By exploring the relationship between infrastructure networks, citizenship and access to water, this project argues that the everyday practices deployed by unserved households are substantially shaped not only by the biophysical and spatial character of water itself, but also by how water is technically differentiated by the utility company. Whether water is raw/potable, safe/unsafe, abundant/scarce, legal/illegal, or classified as a physical/commercial loss can come to influence the ways low-income residents secure access to water, and determine the extent to which EPM intervenes in the provision of infrastructure and modes of household and community organization.
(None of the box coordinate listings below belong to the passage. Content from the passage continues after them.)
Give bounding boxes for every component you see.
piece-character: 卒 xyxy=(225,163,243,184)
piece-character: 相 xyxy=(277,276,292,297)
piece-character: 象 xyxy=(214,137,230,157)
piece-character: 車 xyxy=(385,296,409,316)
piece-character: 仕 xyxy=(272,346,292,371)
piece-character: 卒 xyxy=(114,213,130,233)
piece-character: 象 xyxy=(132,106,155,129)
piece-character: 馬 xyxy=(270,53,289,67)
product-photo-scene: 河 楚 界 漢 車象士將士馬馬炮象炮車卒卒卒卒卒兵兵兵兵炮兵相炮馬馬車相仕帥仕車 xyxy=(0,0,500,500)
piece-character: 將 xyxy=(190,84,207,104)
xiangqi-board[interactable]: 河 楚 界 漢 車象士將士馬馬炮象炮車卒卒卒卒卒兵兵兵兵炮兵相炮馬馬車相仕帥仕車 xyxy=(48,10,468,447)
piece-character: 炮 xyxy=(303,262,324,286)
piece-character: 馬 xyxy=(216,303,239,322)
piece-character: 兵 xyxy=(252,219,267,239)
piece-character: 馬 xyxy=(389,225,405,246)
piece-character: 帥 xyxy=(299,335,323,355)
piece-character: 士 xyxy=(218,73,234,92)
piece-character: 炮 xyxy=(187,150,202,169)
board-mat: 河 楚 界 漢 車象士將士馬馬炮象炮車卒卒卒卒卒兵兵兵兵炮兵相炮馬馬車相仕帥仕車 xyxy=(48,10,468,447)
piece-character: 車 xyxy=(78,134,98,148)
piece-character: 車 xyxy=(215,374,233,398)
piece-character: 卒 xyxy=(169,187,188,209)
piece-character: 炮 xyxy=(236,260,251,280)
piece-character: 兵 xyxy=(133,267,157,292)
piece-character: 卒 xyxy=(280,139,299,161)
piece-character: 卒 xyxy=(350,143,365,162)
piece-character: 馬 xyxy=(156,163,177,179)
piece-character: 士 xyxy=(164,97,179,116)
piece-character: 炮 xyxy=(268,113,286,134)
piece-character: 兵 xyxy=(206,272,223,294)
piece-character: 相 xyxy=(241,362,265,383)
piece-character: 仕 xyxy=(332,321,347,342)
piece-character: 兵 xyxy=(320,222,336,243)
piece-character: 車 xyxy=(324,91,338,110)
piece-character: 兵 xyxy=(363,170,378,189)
(Spanish) Luchando por lo Público, Reivindicando la Ciudadanía: Prácticas Cotidianas de Acceso al Agua en Áreas sin Servicio en Medellín, Colombia. In Ulloa, A. and and Romero-Toledo, H. (Eds). Aguas y Disputas Territoriales en Chile y Colombia. Bogotá: Universidad Nacional de Colombia
(English) Struggling for Public, Reclaiming Citizenship: Everyday Practices of Access to Water in Medellín. Colombia. In McDonald, D.A. (Eds). Making Public in a Privatized World: The Struggle for Essential Services, pp. 165-178. London: Zed Books.
Many utility companies around the world face significant challenges to control water losses in the infrastructure systems. Medellín’s public utility company, EPM (Public Enterprises of Medellín) has been increasingly targeting informal connections to reduce the levels of unaccounted-for-water, which amounts to 30.51 percent of the water supplied. EPM often tends to use data resulting from the hydraulic engineering system (e.g., pressures, leakages, distribution networks, water supply costs, etc.) to develop technical and commercial strategies to control informal water connections. However, attempts to regulate and control informal water connections have been a difficult and time-consuming task as devices installed to obstruct the flows of water are easily altered or modified.
This research project investigates a program implemented by EPM in 2010 to reduce the levels of unaccounted-for-water in informal carwashes. What has been interesting is that the logics of economic efficiency of EPM have pressed the utility company to find alternative solutions to secure water supply in informal carwashes in order to prevent water losses. This ongoing research project explores different mechanisms employed by the utility company to formally recognize carwashes as consumers, and how carwash workers negotiate rights and responsibilities through the establishment of a carwash cooperative.
Results will be incorporated in an educational curriculum for carwash workers and their families.
Building Resilience through Commercial Relations: The Formalization of Carwash Sites in Medellín. In Brantz, D. and Sharma, A. (Eds). Urban Resilience in a Global Context. Actors, Narratives, and Temporalities, pp.147-166. Bielefeld: Transcript Verlag.